KDW | |
---|---|
Role | Floatplane fighter |
National origin | German Empire |
Manufacturer | Hansa und Brandenburgische Flugzeug-Werke |
Designer | Ernst Heinkel |
First flight | September 1916 |
Introduction | 1916 |
Primary user | Imperial German Navy |
Produced | 1916-1918 |
Number built | 58 |
Developed from | Hansa-Brandenburg D.I |
The Hansa-Brandenburg KDW was a German single-engine, single-seat, fighter floatplane of World War I. The KDW – Kampf Doppeldecker, Wasser (Fighter Biplane, Water) – was adapted from the Hansa-Brandenburg D.I landplane to provide coastal defence over the North Sea.
It was produced under licence by the Austro-Hungarian manufacturer Phönix from 1916 in five batches, with progressively more powerful engines and armament, 58 aircraft in total being produced.

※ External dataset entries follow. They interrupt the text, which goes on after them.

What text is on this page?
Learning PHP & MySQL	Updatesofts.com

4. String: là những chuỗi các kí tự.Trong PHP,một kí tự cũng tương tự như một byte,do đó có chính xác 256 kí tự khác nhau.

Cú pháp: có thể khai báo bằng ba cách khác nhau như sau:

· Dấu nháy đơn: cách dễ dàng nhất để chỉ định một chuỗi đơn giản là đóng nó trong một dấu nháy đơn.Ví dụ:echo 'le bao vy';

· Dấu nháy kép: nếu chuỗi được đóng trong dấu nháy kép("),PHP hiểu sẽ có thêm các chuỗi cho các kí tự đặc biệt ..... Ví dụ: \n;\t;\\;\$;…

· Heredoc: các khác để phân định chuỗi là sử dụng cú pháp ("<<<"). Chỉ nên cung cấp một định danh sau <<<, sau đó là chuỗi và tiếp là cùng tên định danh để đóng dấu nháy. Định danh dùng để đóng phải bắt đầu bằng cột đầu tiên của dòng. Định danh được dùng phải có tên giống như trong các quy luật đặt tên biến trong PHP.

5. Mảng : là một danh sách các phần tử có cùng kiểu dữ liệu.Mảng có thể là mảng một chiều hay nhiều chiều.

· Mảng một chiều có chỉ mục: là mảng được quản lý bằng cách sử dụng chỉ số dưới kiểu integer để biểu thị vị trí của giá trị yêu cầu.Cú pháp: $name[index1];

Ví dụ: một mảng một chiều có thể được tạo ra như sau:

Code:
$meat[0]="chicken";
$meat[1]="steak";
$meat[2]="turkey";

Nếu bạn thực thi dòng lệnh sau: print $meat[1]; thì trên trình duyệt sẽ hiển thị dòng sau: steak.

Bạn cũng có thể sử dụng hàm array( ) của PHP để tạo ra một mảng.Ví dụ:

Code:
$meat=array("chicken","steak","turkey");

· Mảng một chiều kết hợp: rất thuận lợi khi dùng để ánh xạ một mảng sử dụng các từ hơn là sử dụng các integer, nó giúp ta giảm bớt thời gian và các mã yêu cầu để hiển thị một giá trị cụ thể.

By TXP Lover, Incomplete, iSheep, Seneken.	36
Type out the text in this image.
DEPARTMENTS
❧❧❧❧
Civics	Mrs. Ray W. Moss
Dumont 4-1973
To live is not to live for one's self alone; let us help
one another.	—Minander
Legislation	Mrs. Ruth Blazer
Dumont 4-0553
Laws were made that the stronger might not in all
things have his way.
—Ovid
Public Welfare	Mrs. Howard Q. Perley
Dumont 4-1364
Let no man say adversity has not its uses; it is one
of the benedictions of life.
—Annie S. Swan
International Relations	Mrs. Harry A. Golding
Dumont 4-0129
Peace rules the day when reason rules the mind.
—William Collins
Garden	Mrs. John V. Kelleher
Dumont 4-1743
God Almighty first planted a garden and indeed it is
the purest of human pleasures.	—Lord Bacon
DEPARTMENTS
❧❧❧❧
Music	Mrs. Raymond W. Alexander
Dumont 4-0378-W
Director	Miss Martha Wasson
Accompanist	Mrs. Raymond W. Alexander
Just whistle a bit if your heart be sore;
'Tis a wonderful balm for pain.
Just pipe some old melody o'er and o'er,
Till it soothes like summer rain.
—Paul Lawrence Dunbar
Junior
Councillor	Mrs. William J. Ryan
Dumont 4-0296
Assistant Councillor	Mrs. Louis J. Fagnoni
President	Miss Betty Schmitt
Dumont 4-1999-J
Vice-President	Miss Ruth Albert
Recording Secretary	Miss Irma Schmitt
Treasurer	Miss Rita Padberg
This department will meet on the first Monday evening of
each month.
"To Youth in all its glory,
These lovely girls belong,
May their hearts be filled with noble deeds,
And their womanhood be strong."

In 1916 the Imperial German Navy ordered the production of single-seat armed scout seaplanes (Jagdeinsitzer Wasser) to defend its North Sea seaplane stations against air attack. To deliver suitable aircraft quickly, the first designs were floatplanes based on existing landplane models. One such was the Hansa-Brandenburg KDW, adapted by the company's chief designer, Ernst Heinkel, from his Hansa-Brandenburg D.I.
The D.I was a single-seat scout with novel and distinctive "star strutter" wing bracing. On each side of the aircraft four vee struts, two facing up, two facing down, were joined by their vertices at a point midway between the upper and lower wings, forming an eight-armed star configuration that gave the plane its nickname Spinne (spider).
The KDW was essentially the D.I with a small increase in wingspan and mounted on a twin-float chassis. To counteract the keel effect resulting from the floats, which were below the aircraft's centre of gravity, vertical tailfin area was added below and later above the fuselage. Even with the added tailfin area, the aircraft's lateral stability – its tendency to return from a bank to vertical flight – was below par. Moreover, the deep fuselage tended to blanket the small tailfin and rudder, making directional stability and control very poor.